Por Caio Peroni
Eu nem sempre apresento respostas objetivas às perguntas que proponho. Se quer saber, leitor, é esse o grande barato da vida. Ir dormir com um grande ponto de interrogação na cabeça. Por esse motivo, talvez você chegue ao final do texto sem uma resposta minha; talvez você precise formular a sua.
É fato, contudo, que, por mais que eu não faça o bolo, eu pelo menos dou a receita. Então, mãos à obra!
Chegará o dia em que discutiremos todas as questões a respeito da autoria do tradutor sobre a tradução, mas, para hoje, basta mencionar algo que deveria ser óbvio: o tradutor escreve a tradução. Claro! Mas, por ser o nome do autor do chamado “original” que grita na capa – o mais comum, salvo alguns casos mais específicos, é que o nome do tradutor apareça na folha de rosto –, a maioria das pessoas se esquece de que entre a publicação do livro no exterior e a prateleira de uma livraria brasileira há um profissional chamado tradutor.
A questão é que, ao se debruçar sobre um livro oriundo de uma cultura para transpô-la à sua (ou a qualquer outra), o tradutor não funciona como uma máquina – existem os famigerados tradutores automáticos, que já agem como máquinas, e me arrisco a dizer que com certeza falaremos sobre eles no futuro. Há um processo criativo (eis a palavra-chave!) exercido pelo tradutor no momento da transposição. Existem processos para todos os gostos: conheço tradutores que leem o texto na língua de partida (material chamado “original”) mais de uma vez antes de a tradução começar; já outros vão traduzindo à medida que leem e, depois, releem para garantir que todas as pontas se amarrem.
Não só de processo criativo e releitura é feita a tradução literária. Há muita pesquisa envolvida, também. Quando traduzi “The Raven”, do mestre Edgar Allan Poe, a barreira linguística não foi a única que encontrei. Poe injetou uma boa dose de mitologia religiosa nos célebres versos, e eu precisei me familiarizar com todas as referências para traduzir da maneira mais adequada.
Quantas semelhanças entre a criação literária e a atividade tradutória! Isso tudo nos permite pensar que o tradutor literário precisa, necessariamente, ser um escritor para atuar como tradutor literário?
Como eu mencionei no início, talvez eu não apresente uma resposta muito objetiva. Isso não significa, contudo, que não possa dar um parecer que ao menos soe plausível. Aí vai: se o tradutor literário não éum escritor, ao menos precisa saber como é ser um escritor. Entender a rotina, os anseios, as mais diversas trajetórias, o trabalho com a imaginação, os processos criativos.
Em poucos anos que tenho de prática literária, aprendi que poucas pessoas fora do ramo entendem o trabalho de um escritor.
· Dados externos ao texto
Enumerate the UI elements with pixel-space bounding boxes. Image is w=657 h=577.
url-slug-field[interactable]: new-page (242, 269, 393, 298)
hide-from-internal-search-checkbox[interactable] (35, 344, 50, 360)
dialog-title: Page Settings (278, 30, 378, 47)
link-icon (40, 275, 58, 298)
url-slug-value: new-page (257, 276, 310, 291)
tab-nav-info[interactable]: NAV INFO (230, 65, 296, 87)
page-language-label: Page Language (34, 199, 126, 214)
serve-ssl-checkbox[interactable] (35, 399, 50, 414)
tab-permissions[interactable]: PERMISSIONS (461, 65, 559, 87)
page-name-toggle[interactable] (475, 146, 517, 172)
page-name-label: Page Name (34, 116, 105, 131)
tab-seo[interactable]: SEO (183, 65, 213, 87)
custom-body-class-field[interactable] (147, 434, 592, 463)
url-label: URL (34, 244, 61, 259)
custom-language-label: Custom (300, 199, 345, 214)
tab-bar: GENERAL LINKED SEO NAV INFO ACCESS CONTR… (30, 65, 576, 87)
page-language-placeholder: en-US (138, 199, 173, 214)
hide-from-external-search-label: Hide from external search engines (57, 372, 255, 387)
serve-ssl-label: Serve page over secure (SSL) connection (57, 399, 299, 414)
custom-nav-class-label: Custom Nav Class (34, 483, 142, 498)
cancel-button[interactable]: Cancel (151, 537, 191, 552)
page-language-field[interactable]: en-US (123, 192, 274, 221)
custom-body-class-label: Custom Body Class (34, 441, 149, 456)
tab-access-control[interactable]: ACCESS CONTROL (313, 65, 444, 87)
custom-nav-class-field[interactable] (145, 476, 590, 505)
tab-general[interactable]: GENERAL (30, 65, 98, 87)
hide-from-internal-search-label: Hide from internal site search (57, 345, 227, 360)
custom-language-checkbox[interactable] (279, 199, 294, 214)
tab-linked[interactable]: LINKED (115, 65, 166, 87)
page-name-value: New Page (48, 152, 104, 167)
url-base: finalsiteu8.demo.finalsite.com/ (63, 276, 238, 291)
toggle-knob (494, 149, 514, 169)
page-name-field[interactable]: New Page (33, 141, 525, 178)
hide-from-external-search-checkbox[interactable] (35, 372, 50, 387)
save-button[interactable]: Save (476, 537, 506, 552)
Portanto, o tradutor literário não precisa, necessariamente, sustentar uma carreira como escritor, dar palestras sobre seus livros e publicar regularmente. Ele precisa, contudo, ser capaz de bancar o escritor, pelo menos enquanto traduz.
Afinal, eu sempre pensei que a tradução literária pudesse ser classificada como um gênero. Temos o conto, a novela, o romance e (por que não?) a tradução. Eu diria, portanto, que o tradutor literário já é um escritor, mesmo que jamais venha a publicar um livro em que seu nome grite na capa.